Cookie Theft: Does It Involve the Server?

Here’s a key nuance: When cookies are stolen and sent to a hacker’s server (e.g., evil.com), it might seem like the original server isn’t involved. After all, the browser sends the cookies directly to the attacker. But the server is part of the chain—it’s the one that allowed the script to reach the client. If the server had filtered out <script>, the browser wouldn’t have executed it, and no cookies would’ve been sent. So, while the server isn’t the target or destination, its role as the delivery mechanism is critical.

Why Login Sessions Are a Prime Target

XSS loves session cookies because they’re the keys to your account. Steal one, and the attacker can impersonate you—no password needed. But XSS isn’t limited to sessions—it can also deface sites, phish users, or snag form data.

Types of XSS: A Deeper Look

  1. Stored XSS: Saved on the server (e.g., a malicious comment) and served to everyone.
  2. Reflected XSS: Embedded in a URL or request, triggered by a victim’s click.
  3. DOM-Based XSS: Manipulates the page’s DOM entirely client-side—sneaky and server-independent once injected.

Real-World Scenario: Photo Uploads and AWS WAF

I recently saw a case where a client uploaded a photo, and AWS WAF flagged it as “Cross-Site Scripting Body.” Was it real?

  • The Alert: WAF scans requests for XSS patterns (e.g., <script>). “Body” meant it flagged the upload or its metadata.
  • Digging In: Photos don’t run scripts—they’re binary. I scanned the file: clean. The server didn’t render unfiltered text either.
  • Conclusion: Probably a false positive. WAF might’ve overreacted to a weird file name or metadata. No script reached clients, so no harm—yet it shows how servers can unintentionally pass threats.
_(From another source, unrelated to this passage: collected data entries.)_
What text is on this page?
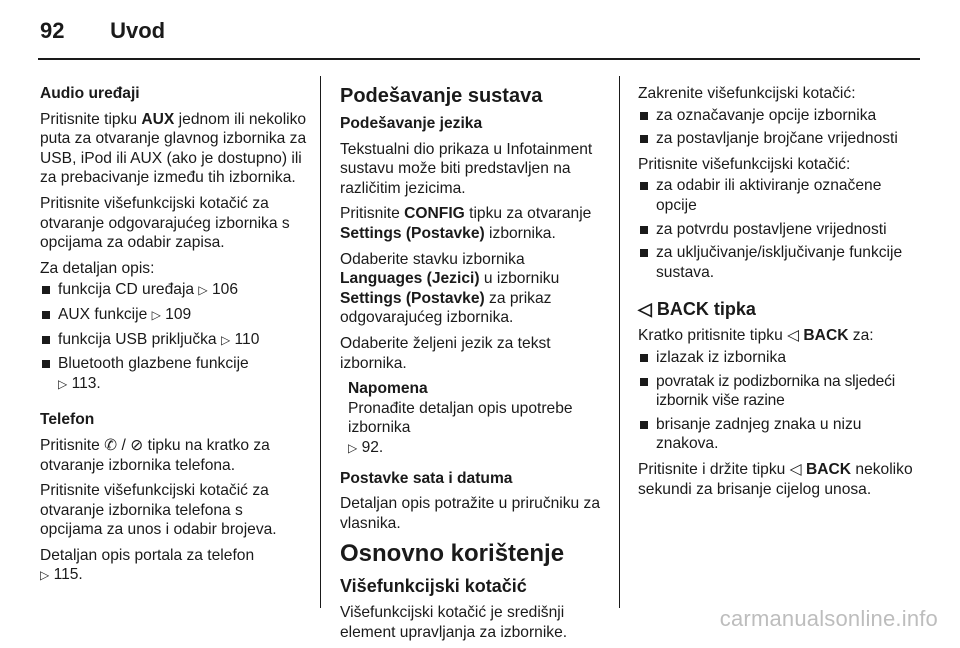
92 Uvod

Audio uređaji

Pritisnite tipku AUX jednom ili nekoliko puta za otvaranje glavnog izbornika za USB, iPod ili AUX (ako je dostupno) ili za prebacivanje između tih izbornika.

Pritisnite višefunkcijski kotačić za otvaranje odgovarajućeg izbornika s opcijama za odabir zapisa.

Za detaljan opis:

funkcija CD uređaja ▷ 106
AUX funkcije ▷ 109
funkcija USB priključka ▷ 110
Bluetooth glazbene funkcije
▷ 113.

Telefon

Pritisnite ✆ / ⊘ tipku na kratko za otvaranje izbornika telefona.

Pritisnite višefunkcijski kotačić za otvaranje izbornika telefona s opcijama za unos i odabir brojeva.

Detaljan opis portala za telefon
▷ 115.

Podešavanje sustava

Podešavanje jezika

Tekstualni dio prikaza u Infotainment sustavu može biti predstavljen na različitim jezicima.

Pritisnite CONFIG tipku za otvaranje Settings (Postavke) izbornika.

Odaberite stavku izbornika Languages (Jezici) u izborniku Settings (Postavke) za prikaz odgovarajućeg izbornika.

Odaberite željeni jezik za tekst izbornika.

Napomena
Pronađite detaljan opis upotrebe izbornika
▷ 92.

Postavke sata i datuma

Detaljan opis potražite u priručniku za vlasnika.

Osnovno korištenje

Višefunkcijski kotačić

Višefunkcijski kotačić je središnji element upravljanja za izbornike.

Zakrenite višefunkcijski kotačić:

za označavanje opcije izbornika
za postavljanje brojčane vrijednosti

Pritisnite višefunkcijski kotačić:

za odabir ili aktiviranje označene opcije
za potvrdu postavljene vrijednosti
za uključivanje/isključivanje funkcije sustava.

◁ BACK tipka

Kratko pritisnite tipku ◁ BACK za:

izlazak iz izbornika
povratak iz podizbornika na sljedeći izbornik više razine
brisanje zadnjeg znaka u nizu znakova.

Pritisnite i držite tipku ◁ BACK nekoliko sekundi za brisanje cijelog unosa.

carmanualsonline.info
Prevention: A White-Hat’s Toolkit

  • Server-Side: Sanitize inputs—turn <script> into <script>. Use frameworks that escape output.
  • Client-Side: Deploy Content Security Policy (CSP) to block rogue scripts.
  • Avoid Traps: Skip eval() or innerHTML with untrusted data.

Why White Hats Should Care

XSS mastery lets you:

  • Test Thoroughly: Spot obscure injection points.
  • Educate Teams: Show how a tiny flaw becomes a big breach.
  • Protect Users: Clients suffer most—your skills keep them safe.

Final Thoughts

XSS is a client-side attack enabled by server-side flaws. Cookie theft might send data straight to a hacker, but it starts with the server serving up the script. As white hats, question every input, trace every output, and think like the attacker—because that’s how you’ll stop them.